Robert DePalma uncovers a preserved articulated body of a 65-million-year-old fish at Tanis. (Courtesy of Robert DePalma)Robert DePalma uncovers a preserved articulated body of a 65-million-year-old fish at Tanis. (Courtesy of Robert DePalma)

You and your team have made some extraordinary finds, including an exquisitely preserved leg of a dinosaur that you believed died on the very day of the asteroid impact. What’s the evidence for that? How are you able to tie your finds so precisely to the day of impact?               

DePalma: That’s a great question. As scientists, we never ever jump to conclusions. That’s not what you do in science. So what you do is you let the clues and the data speak for themselves and they tell you the story. And in terms of the site itself, the actual site is basically constrained to the moments after impact in a number of different ways. The surge sediments are full of ejected spherules (small glass droplets) that basically were deposited as they came out of the air after impact. Those only come out maybe one hour, maybe two hours maximum, after the asteroid impact. Walter Alvarez did the calculations himself.

Then you add on to that, that the site itself is capped by an undisturbed layer of that very, very fragile, fine grained K-Pg boundary clay (Editor’s note: the K-Pg boundary, previously known as the K-T boundary, is a thin layer of clay found across the world that contains iridium and is evidence of a massive asteroid extinction that triggered the death of more than 75% of plants and animals on the planet, including most dinosaurs) that’s enriched in iridium and shocked quartz and all those things. So the site itself is locked in time and it represents the first couple of hours maximum after impact. As far as the animals and plants, we can determine most of those were direct victims of the surge. They were alive up until the moment that they were buried. In terms of the fish, most of those fish have those ejected spherules wedged in their gills. These things were gasping for oxygenated water in that muddy water of the surge. And these spherules were coming out of the sky and the fish were sucking these things into their gills.

You’ve been studying the site now for a decade. When did you first realize that you might have something really special on your hands?              

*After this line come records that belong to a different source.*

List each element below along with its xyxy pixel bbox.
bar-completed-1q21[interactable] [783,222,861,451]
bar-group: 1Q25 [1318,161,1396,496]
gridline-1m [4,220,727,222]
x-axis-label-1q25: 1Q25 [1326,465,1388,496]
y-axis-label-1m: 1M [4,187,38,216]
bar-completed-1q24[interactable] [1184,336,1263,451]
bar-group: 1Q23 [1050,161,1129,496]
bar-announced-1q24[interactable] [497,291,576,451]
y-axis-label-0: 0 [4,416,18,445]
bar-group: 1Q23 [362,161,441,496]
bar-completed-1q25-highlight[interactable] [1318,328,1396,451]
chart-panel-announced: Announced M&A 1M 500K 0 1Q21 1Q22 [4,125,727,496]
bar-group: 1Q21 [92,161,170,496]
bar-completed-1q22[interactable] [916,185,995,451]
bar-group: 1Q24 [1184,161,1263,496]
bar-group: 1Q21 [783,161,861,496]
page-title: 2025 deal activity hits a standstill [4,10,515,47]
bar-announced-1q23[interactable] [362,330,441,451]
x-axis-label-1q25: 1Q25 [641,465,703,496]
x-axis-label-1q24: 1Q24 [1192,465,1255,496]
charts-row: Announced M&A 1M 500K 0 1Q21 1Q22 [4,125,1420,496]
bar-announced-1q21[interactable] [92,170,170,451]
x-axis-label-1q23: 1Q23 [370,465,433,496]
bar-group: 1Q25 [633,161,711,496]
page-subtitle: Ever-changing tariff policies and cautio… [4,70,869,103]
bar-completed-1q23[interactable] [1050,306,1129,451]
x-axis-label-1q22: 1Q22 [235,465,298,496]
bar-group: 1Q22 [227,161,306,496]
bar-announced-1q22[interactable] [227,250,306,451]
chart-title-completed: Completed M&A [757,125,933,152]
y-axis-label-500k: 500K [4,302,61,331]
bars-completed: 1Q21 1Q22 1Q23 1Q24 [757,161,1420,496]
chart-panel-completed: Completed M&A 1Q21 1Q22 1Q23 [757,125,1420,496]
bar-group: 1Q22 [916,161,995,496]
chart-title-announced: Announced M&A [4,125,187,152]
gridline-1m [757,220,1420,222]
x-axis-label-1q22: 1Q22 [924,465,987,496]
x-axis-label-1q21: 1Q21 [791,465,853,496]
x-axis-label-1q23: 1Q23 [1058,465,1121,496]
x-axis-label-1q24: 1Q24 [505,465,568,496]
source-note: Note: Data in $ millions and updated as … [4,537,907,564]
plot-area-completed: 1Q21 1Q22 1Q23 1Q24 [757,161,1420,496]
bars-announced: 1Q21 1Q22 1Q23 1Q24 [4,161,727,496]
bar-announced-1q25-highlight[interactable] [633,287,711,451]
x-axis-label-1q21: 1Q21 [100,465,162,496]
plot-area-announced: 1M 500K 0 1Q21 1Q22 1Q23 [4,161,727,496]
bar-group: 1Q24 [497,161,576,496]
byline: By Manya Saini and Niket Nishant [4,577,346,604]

DePalma: That was sort of a step-wise process. At first we thought that we were the luckiest people on earth because we had a site packed with fish when the Hell Creek formation had only a few fish. So we thought, man, this is an incredible opportunity to study the early evolution of the paddlefish and sturgeon and these Cretaceous fish about which very little is known. And we were over the moon about that.

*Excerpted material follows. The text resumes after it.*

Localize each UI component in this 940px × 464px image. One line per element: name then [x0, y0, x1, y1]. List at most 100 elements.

And then when we discovered that it was a surge event that occurred at the time of the asteroid impact. That was a game changer because that realization occurred within roughly the first year of work at the site. We found the debris in the first year but then we had to bring that back and analyze it because obviously you don’t want to jump to conclusions. Once that debris was analyzed, we could tell that the date matched the K-Pg boundary when there was a sudden mass extinction of some three-quarters of the plant and animal species on Earth approximately 66 million years ago. The geochemical signature matched the impact, all the pollen signatures at the site matched the late-Cretaceous. When all those pieces came together we were absolutely floored and we realized that every single step forward that we take in this deposit is a historic step and we could potentially find something mind-blowing.

Note: This story was updated to clarify the definition of the K-Pg boundary.